Performance. We all know the importance of it. We all have this innate sense that any system can and should do better. Yet again, so many questions arise. Where do you start? How do you measure it? Do you aim at it deliberately or do you bet on improved performance as a side effect? Let me tell you a story of how we went from a 99 percentile response time of 4000 ms to sub a 10 ms.
In brief, two big changes got us there: moving from .NET Framework to .NET Core, and getting rid of a third-party dependency. Nothing fancy, but the end result was too good not to write about.
But first things first, let’s define our system. It is an API whose main purpose is to serve media content for NRK, the Norwegian Broadcasting Corporation. The Norwegian BBC iPlayer equivalent, if you will. Media in this context is playable content such as TV and radio channels, new clips, and TV programs. The API serves two main resources – manifest and metadata – per media type. Manifest is an HLS (HTTP Live Streaming) manifest. Metadata is the surrounding media metadata such as titles, usage rights, images, and video versions (i.e, master, audio described or sign language interpreted).
The API is written in C# on ASP.NET Core Web API. It is hosted on Azure in two data centers with an NGINX and Varnish gateway in front. Data is stored in Azure Blob Storage and Cosmos DB with some additional in-memory cache.
Moving from .NET Framework to the .NET Core was driven by technical lag. Technical lag is when your platform, runtime or framework is lagging behind major versions that can be highly beneficial for you. It was about time to move on to the latest and greatest. Many had already reported lower response times after transitioning. Moving from .NET Framework to .NET core took us a couple of weeks and the end result was a great surprise. The 99th percentile response time for a manifest request of any media type on .NET Framework was well above 4000 ms. This means that 99% of the requests are at most 4000 ms, whilst 1% of the users are experiencing at least 4000 ms response times. With .NET Core, the 99 percentile dropped well below 1000 ms and we experienced far more stable response times. It is hard to pinpoint exactly what in .NET Core was benefiting us performance wise, but there is not doubt the transition was worth it.
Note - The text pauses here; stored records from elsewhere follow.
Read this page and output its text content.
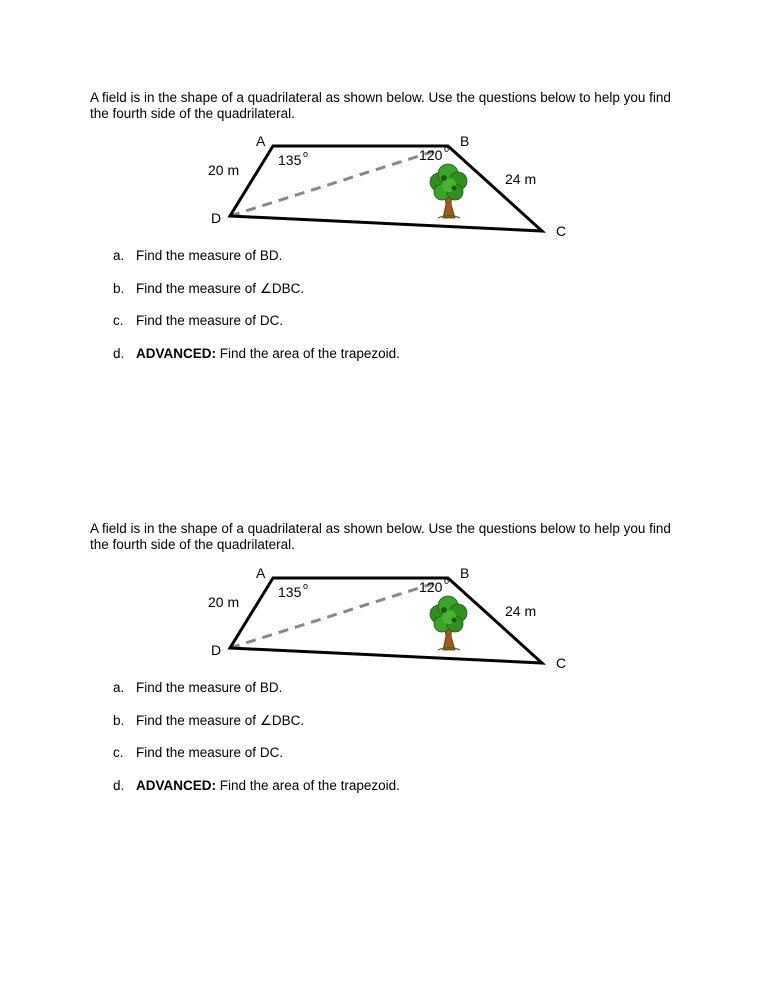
A field is in the shape of a quadrilateral as shown below. Use the questions below to help you find the fourth side of the quadrilateral.

A	B
C
D
135 o	120 o
20 m
24 m
a. Find the measure of BD.
b. Find the measure of ∠DBC.
c. Find the measure of DC.
d. ADVANCED: Find the area of the trapezoid.

A field is in the shape of a quadrilateral as shown below. Use the questions below to help you find the fourth side of the quadrilateral.

A	B
C
D
135 o	120 o
20 m
24 m
a. Find the measure of BD.
b. Find the measure of ∠DBC.
c. Find the measure of DC.
d. ADVANCED: Find the area of the trapezoid.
With .NET Core it was also easier than ever to completely change the runtime environment. After years of Windows based App Services, we decided to move to Docker with Alpine Linux, the smallest .NET Core runtime Docker image. 70 MB footprint with all our assemblies included is quite impressive. We do not have any numbers to compare, but our experience tells us we believe that the overall system is more reliable, especially under high load.
Any video or audio playback – any manifest request – was dependent on a third-party asynchronous (HTTP) load balancing service for CDN distribution. This service is necessary in order to distribute playback content across multiple CDNs providers. The 99th percentile response time for this dependency is somewhere around 30 ms, however we have seen cases where it suddenly increases tenfold. This is where a percentile is far more revealing than an average.
Increased latency on the dependency means increased latency on a manifest request as illustrated below. The delta between the two is barely noticeable so it is likely that this dependency is the leading factor for the overall manifest request latency.
Latency was actually never the main driver for rewriting this dependency. A business decision was. It was decided to no longer use a third-party. We were forced to write our own CDN load balancing service.
Simply put, the new service is now a DLL dependency. Any video or audio playback – any manifest request – is synchronously retrieving a CDN URL for the manifest. The only asynchronous part of the service is a couple of timer based background tasks using .NET Core Hosted Services. The tasks fetch necessary data to compute which CDN to distribute. The data is stored and shared in memory so there is little to no performance impact on the overall playback request.
Our immediate reaction after replacing the third-party dependency was that something had to be wrong. The 99th percentile response time for a channel manifest request was previously somewhere around 37 ms. After the swap, it fell to a jaw-dropping sub 3 ms. We also noticed the nightly “heartbeat” disappear. Every night between 11:00 PM and 6:00 AM the 99 percentile response time seemed to increase by a factor of 3-4. This was most likely due to fewer cache hits at the third-party dependency.
We observed a similar effect with a clip manifest request. The 99th percentile fell from 30 ms to sub 10 ms, and the nightly heartbeat was also gone, more or less. Quite satisfying.
The same effect was not present in a program manifest request. This is due to a different and greater bottleneck caused by storage access. We are currently working on this so we hope to see the 99th percentile equally as low the coming months.
I wish I could say we deliberately aimed for better performance, when in fact, we got there more by the side effects of implementing new business requirements and not lagging behind technologically. Performance is complicated. You can twist and turn loops and allocations, but sometimes luck comes your way and there is lot of improvements you can utilise. I have, nonetheless, learned that that averages can be misleading. They say listen to your heart. I say listen to your 99th percentile. Identify your dependencies and their 99th percentile. That can be a good start.